Hiç hayatınızın, aynı filmin tekrar tekrar oynatılan bir sahnesi gibi olduğunu hissettiğiniz oldu mu? Oyuncular değişir, mekanlar farklılaşır ama senaryo hep aynıdır: Sizi hayal kırıklığına uğratan o “aynı tip” sevgili, yeteneklerinizi görmezden gelen o “aynı tip” patron, sonu hep hüsranla biten o “aynı tip” başlangıçlar…
Sanki görünmez bir el, sizi sürekli aynı hataları yapmaya, aynı acıları yeniden yaşamaya itiyor gibidir. Mantığınız “Bu yol çıkmaz sokak!” diye bas bas bağırırken, kalbiniz ya da daha derindeki bir dürtünüz sizi yine o sokağın başına getirip bırakır. Sonunda kendinize o meşhur soruyu sorarsınız: “Ben neden hep aynı şeyleri yaşıyorum?”

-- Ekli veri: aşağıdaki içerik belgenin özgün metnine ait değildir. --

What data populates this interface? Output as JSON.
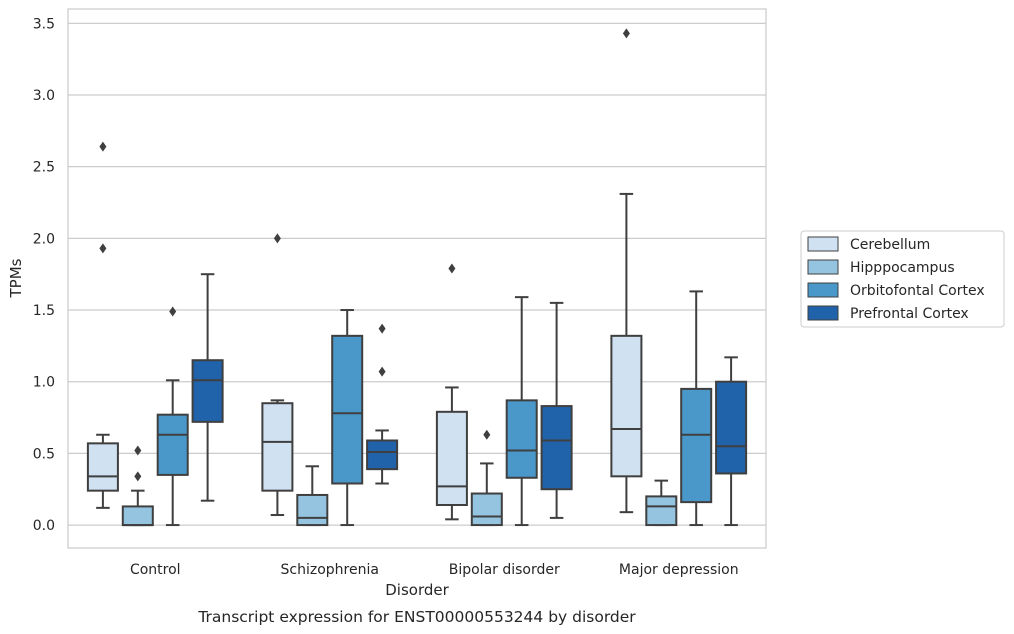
{
  "chart_data": {
    "type": "box",
    "caption": "Transcript expression for ENST00000553244 by disorder",
    "xlabel": "Disorder",
    "ylabel": "TPMs",
    "ylim": [
      -0.16,
      3.6
    ],
    "yticks": [
      0.0,
      0.5,
      1.0,
      1.5,
      2.0,
      2.5,
      3.0,
      3.5
    ],
    "ytick_labels": [
      "0.0",
      "0.5",
      "1.0",
      "1.5",
      "2.0",
      "2.5",
      "3.0",
      "3.5"
    ],
    "categories": [
      "Control",
      "Schizophrenia",
      "Bipolar disorder",
      "Major depression"
    ],
    "grid": true,
    "legend_position": "right",
    "series": [
      {
        "name": "Cerebellum",
        "color": "#d0e1f2",
        "boxes": [
          {
            "wlo": 0.12,
            "q1": 0.24,
            "median": 0.34,
            "q3": 0.57,
            "whi": 0.63,
            "outliers": [
              1.93,
              2.64
            ]
          },
          {
            "wlo": 0.07,
            "q1": 0.24,
            "median": 0.58,
            "q3": 0.85,
            "whi": 0.87,
            "outliers": [
              2.0
            ]
          },
          {
            "wlo": 0.04,
            "q1": 0.14,
            "median": 0.27,
            "q3": 0.79,
            "whi": 0.96,
            "outliers": [
              1.79
            ]
          },
          {
            "wlo": 0.09,
            "q1": 0.34,
            "median": 0.67,
            "q3": 1.32,
            "whi": 2.31,
            "outliers": [
              3.43
            ]
          }
        ]
      },
      {
        "name": "Hipppocampus",
        "color": "#94c4df",
        "boxes": [
          {
            "wlo": 0.0,
            "q1": 0.0,
            "median": 0.0,
            "q3": 0.13,
            "whi": 0.24,
            "outliers": [
              0.34,
              0.52
            ]
          },
          {
            "wlo": 0.0,
            "q1": 0.0,
            "median": 0.05,
            "q3": 0.21,
            "whi": 0.41,
            "outliers": []
          },
          {
            "wlo": 0.0,
            "q1": 0.0,
            "median": 0.06,
            "q3": 0.22,
            "whi": 0.43,
            "outliers": [
              0.63
            ]
          },
          {
            "wlo": 0.0,
            "q1": 0.0,
            "median": 0.13,
            "q3": 0.2,
            "whi": 0.31,
            "outliers": []
          }
        ]
      },
      {
        "name": "Orbitofontal Cortex",
        "color": "#4a98c9",
        "boxes": [
          {
            "wlo": 0.0,
            "q1": 0.35,
            "median": 0.63,
            "q3": 0.77,
            "whi": 1.01,
            "outliers": [
              1.49
            ]
          },
          {
            "wlo": 0.0,
            "q1": 0.29,
            "median": 0.78,
            "q3": 1.32,
            "whi": 1.5,
            "outliers": []
          },
          {
            "wlo": 0.0,
            "q1": 0.33,
            "median": 0.52,
            "q3": 0.87,
            "whi": 1.59,
            "outliers": []
          },
          {
            "wlo": 0.0,
            "q1": 0.16,
            "median": 0.63,
            "q3": 0.95,
            "whi": 1.63,
            "outliers": []
          }
        ]
      },
      {
        "name": "Prefrontal Cortex",
        "color": "#2163aa",
        "boxes": [
          {
            "wlo": 0.17,
            "q1": 0.72,
            "median": 1.01,
            "q3": 1.15,
            "whi": 1.75,
            "outliers": []
          },
          {
            "wlo": 0.29,
            "q1": 0.39,
            "median": 0.51,
            "q3": 0.59,
            "whi": 0.66,
            "outliers": [
              1.07,
              1.37
            ]
          },
          {
            "wlo": 0.05,
            "q1": 0.25,
            "median": 0.59,
            "q3": 0.83,
            "whi": 1.55,
            "outliers": []
          },
          {
            "wlo": 0.0,
            "q1": 0.36,
            "median": 0.55,
            "q3": 1.0,
            "whi": 1.17,
            "outliers": []
          }
        ]
      }
    ]
  }
}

Eğer bu sorular size tanıdık geliyorsa, yalnız değilsiniz. Psikolojinin bu tekinsiz döngüye verdiği bir isim var: Tekrarlama Zorlantısı.
Bu, adından da anlaşılacağı gibi, bilinçli bir tercih değil, bir “zorlantı”dır. Kişinin, geçmişte yaşadığı travmatik, acı verici veya çözülmemiş bir durumu, bugünkü hayatında farkında olmadan yeniden yaratma eğilimidir. Ama neden? İnsan neden canını yakan bir ateşe tekrar tekrar dokunmak istesin ki?
Cevap, sandığımızdan daha karmaşık ve bir o kadar da insani. Freud’a göre bu tekrarın altında yatan temel arzu, aslında bir iyileşme umududur. Bilinçdışımız, geçmişte pasif bir kurban olduğumuz o acı verici senaryoyu bu kez kontrol altına alarak, sonunda “kazanarak” bitirmeyi hedefler. Çocukluğunda sevgisiz bir ebeveyn tarafından ihmal edilen birinin, yetişkinliğinde sürekli kendisine aynı mesafeyi koyan, ulaşılamaz partnerler seçmesi gibi… Oradaki gizli arzu, bu yeni sahnede o sevgiye ulaşarak geçmişin yarasını sarmaktır. Ne var ki senaryo aynı olduğu için sonuç da genellikle aynı olur: terk edilme, hayal kırıklığı ve o tanıdık acı.
Bir diğer neden ise “tanıdık olanın güvenliği” illüzyonudur. Acı verici bile olsa, bildiğimiz, deneyimlediğimiz bir senaryo, belirsizliklerle dolu yeni bir yoldan daha “güvenli” gelebilir. “Tanıdık cehennem,” “bilinmeyen cennetten” daha az korkutucudur bazen. En azından o cehennemde nasıl hayatta kalınacağını biliriz.
Peki, bu senaryoyu değiştirmek mümkün mü? Evet, ama ilk şartı, filmi izlediğinizin farkına varmaktır. Yani farkındalık.
Sürekli tekrar eden kalıplarınızı bir dedektif gibi izleyin. İlişkilerinizde, iş hayatınızda, dostluklarınızda hep aynı temalar mı işleniyor? Sizi hep aynı sona götüren başlangıçlar neler? Bu kalıpların hayatınızda ne zaman başladığını, geçmişteki hangi anılara benzediğini kendinize sorun.
Bu, kolay bir yüzleşme değildir. Geçmişin hayaletleriyle dans etmek cesaret ister. Çoğu zaman bu döngüyü kırmak için profesyonel bir desteğe, bir terapistin rehberliğine ihtiyaç duyarız. Çünkü o rehber, bizim göremediğimiz kör noktaları aydınlatan bir fener gibidir.
Unutmayın, hayatınızın senaryosunu geçmişinizin yazmasına izin vermek zorunda değilsiniz. O senaryoyu fark ettiğiniz an, onu yeniden yazma gücünü de elinize alırsınız.